Discrete Poincar\'e inequalities and universal approximators for random graphs

TL;DR

This paper proves that the optimal nonlinear Poincaré constant for maps between random graphs is independent of graph size, leading to universal approximators for random graphs with broad applications.

Contribution

It resolves Kleinberg's open problem by showing the dimension-free nature of the Poincaré constant for random graphs of any degree.

Findings

Optimal nonlinear Poincaré constant is dimension-free for random graphs.

Constructs universal approximators for random graphs.

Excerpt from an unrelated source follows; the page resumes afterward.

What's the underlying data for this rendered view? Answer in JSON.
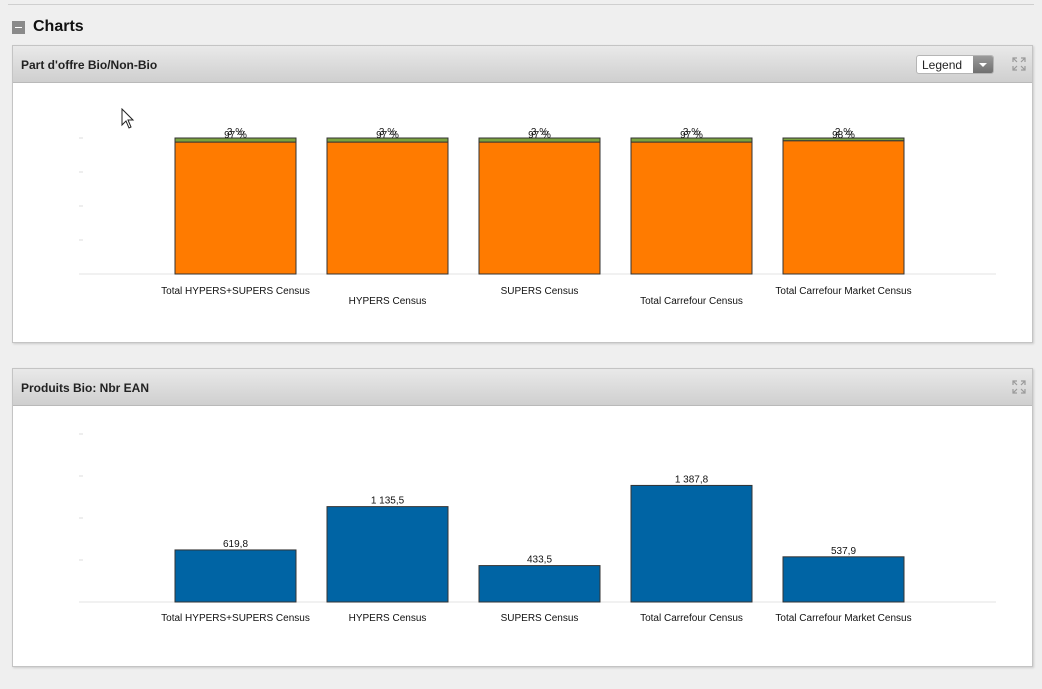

Answers a longstanding open problem in graph embeddings.

Abstract

Nonlinear Poincar\'e inequalities are indispensable tools in the study of dimension reduction and low-distortion embeddings of graphs into metric spaces, and have found remarkable algorithmic applications. A basic open problem, posed by Jon Kleinberg (2013), asks whether the optimal nonlinear Poincar\'e constant for maps between two independent $3$-regular random graphs is dimension-free, i.e., independent of vertex-set sizes. We give a complete and affirmative resolution to Kleinberg's problem, also allowing for arbitrary graph degrees. As a corollary, we obtain a stochastic construction of $O(1)\text{-universal}$ approximators for random graphs, answering a question of Mendel and Naor.